Heute gibt es außerdem Integrationsbetriebe (entreprises adaptés – EA), bei denen es sich um Unternehmen der Solidarwirtschaft handelt. Sie sind verpflichtet, 80 % ihrer Stellen mit behinderten Arbeitnehmern zu besetzen. So bieten sie Behinderten eine Möglichkeit zur Integration in den Arbeitsmarkt. Um eine Stelle in einem Integrationsbetrieb zu erhalten, muss die Person zunächst als behinderter Arbeitnehmer anerkannt worden sein. Nach einer Empfehlung zur beruflichen Orientierung durch den CDAPH kann der behinderte Arbeitnehmer dann auf Vorschlag der Arbeitsagentur Pôle emploi oder von Cap emploi von einem Integrationsbetrieb eingestellt werden. Ein Integrationsbetrieb kann einen behinderten Arbeitnehmer auch ohne den Umweg über die beiden genannten Stellen einstellen, wenn die betreffende Person bisher in einer Behindertenwerkstatt (ESAT) gearbeitet hat oder nur in einen anderen Integrationsbetrieb wechseln möchte.

2° Behindertenwerkstatt (Etablissement ou Service d’Aide par le Travail – ESAT)

Zuständig für die soziale und berufliche Eingliederung von behinderten Menschen sind die medizinisch-sozialen Einrichtungen.
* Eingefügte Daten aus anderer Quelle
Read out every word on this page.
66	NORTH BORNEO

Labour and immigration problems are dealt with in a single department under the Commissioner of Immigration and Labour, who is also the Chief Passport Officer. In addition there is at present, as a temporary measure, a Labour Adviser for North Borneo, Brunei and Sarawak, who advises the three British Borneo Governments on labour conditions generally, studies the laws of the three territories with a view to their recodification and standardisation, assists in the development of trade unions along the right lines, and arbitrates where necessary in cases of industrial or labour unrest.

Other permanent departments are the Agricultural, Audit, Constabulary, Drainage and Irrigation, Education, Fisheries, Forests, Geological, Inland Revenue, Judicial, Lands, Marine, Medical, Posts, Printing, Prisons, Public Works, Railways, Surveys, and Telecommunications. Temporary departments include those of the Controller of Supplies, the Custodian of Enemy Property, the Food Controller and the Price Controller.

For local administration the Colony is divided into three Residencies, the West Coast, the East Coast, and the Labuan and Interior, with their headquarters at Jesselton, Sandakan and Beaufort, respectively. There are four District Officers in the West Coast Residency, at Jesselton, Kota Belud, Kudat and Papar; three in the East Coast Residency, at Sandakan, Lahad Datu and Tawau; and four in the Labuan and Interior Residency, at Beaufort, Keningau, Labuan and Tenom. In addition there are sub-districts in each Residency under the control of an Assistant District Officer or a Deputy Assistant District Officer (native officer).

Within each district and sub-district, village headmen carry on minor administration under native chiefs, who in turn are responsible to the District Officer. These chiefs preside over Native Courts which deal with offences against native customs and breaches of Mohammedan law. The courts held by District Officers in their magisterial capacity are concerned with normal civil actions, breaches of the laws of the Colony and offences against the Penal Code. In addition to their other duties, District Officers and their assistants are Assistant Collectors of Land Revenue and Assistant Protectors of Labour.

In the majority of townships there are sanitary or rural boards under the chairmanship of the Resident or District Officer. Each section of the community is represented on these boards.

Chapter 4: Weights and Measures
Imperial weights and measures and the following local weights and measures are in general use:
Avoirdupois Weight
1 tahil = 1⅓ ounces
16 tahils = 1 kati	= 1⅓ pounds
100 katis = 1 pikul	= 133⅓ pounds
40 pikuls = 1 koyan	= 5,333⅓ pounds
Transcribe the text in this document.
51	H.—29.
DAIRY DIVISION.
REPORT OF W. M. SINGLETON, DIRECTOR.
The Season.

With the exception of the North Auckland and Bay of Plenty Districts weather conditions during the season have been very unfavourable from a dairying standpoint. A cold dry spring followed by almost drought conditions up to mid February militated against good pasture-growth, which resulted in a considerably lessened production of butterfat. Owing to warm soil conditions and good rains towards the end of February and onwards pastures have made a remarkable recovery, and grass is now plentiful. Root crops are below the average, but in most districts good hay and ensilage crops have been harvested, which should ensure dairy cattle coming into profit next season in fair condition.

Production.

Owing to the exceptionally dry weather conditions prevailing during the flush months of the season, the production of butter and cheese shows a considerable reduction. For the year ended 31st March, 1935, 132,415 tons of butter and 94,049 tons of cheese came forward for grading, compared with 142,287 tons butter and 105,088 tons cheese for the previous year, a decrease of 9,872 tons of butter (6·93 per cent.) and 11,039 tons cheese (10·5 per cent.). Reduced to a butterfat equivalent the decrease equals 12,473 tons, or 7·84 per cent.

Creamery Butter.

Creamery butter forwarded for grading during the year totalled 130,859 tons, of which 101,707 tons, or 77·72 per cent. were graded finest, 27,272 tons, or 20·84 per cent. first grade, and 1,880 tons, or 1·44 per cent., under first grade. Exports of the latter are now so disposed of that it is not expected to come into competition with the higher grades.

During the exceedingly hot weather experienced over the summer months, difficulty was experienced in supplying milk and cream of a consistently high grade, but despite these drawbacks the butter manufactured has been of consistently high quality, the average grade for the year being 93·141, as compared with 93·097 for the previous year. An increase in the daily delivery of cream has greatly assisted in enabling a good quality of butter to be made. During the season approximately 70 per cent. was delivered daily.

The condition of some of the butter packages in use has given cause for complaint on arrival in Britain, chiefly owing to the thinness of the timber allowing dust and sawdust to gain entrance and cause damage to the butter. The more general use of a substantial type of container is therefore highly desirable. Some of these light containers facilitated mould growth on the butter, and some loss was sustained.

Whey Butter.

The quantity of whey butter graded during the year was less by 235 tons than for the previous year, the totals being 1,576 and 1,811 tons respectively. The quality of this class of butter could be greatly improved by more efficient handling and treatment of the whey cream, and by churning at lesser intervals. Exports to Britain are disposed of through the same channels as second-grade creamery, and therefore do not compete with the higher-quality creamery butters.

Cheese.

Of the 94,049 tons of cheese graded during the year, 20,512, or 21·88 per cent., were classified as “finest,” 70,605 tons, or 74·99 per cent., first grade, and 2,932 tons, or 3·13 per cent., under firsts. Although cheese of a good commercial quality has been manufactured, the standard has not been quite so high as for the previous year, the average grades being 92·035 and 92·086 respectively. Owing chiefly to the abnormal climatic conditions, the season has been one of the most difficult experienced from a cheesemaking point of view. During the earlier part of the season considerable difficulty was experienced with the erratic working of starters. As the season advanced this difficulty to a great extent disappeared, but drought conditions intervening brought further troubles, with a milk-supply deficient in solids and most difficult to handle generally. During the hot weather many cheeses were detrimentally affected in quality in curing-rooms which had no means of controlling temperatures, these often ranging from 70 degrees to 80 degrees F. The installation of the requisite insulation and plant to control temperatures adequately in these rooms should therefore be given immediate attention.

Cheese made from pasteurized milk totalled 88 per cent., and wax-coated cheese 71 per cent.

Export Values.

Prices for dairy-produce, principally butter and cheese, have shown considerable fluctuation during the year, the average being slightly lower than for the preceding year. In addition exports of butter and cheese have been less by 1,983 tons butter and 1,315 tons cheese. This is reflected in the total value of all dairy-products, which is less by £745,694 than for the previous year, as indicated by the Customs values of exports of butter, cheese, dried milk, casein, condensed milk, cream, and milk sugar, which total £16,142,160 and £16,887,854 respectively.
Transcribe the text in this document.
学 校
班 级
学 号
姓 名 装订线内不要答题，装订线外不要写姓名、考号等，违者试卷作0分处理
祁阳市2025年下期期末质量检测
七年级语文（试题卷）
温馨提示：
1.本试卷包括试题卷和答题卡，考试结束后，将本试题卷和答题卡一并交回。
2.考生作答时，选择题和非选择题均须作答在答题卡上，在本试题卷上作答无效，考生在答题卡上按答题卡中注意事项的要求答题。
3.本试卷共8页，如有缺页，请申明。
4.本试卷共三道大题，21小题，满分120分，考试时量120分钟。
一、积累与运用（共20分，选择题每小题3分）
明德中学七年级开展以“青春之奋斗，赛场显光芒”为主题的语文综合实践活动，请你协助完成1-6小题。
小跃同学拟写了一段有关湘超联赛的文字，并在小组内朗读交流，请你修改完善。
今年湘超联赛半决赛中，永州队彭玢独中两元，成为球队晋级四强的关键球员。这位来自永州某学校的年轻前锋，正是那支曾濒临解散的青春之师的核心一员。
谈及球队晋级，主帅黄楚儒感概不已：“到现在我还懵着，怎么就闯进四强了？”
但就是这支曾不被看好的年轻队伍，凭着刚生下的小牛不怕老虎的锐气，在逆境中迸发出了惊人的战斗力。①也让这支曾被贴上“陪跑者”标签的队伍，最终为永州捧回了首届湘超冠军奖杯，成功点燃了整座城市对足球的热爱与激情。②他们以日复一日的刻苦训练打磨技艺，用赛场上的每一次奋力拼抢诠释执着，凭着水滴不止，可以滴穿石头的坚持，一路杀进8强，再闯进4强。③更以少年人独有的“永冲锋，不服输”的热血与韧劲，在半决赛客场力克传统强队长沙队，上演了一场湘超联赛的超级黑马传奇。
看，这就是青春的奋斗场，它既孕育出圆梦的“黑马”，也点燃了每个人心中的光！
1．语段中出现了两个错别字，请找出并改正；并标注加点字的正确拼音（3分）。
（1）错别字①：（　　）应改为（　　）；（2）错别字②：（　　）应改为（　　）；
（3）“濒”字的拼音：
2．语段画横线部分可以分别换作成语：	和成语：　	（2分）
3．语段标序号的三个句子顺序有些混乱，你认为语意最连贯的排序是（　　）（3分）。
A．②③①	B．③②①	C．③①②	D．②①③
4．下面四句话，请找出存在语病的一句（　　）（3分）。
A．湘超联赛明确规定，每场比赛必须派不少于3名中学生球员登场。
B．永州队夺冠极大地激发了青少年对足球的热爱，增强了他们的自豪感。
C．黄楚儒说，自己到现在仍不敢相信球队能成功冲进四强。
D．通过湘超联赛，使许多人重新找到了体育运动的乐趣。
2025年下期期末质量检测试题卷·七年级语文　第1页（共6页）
Sie ermöglichen es den Betroffenen, die aufgrund ihrer Behinderung nicht selbständig genug sind, um auf dem allgemeinen Arbeitsmarkt oder in einem Integrationsbetrieb zu arbeiten, einer beruflichen Tätigkeit in einem geschützten Umfeld nachzugehen.

Im Allgemeinen handelt es sich dabei um Arbeiten in Grünanlagen, um Verpackungstätigkeiten für den Vertrieb oder um hauswirtschaftliche Arbeiten.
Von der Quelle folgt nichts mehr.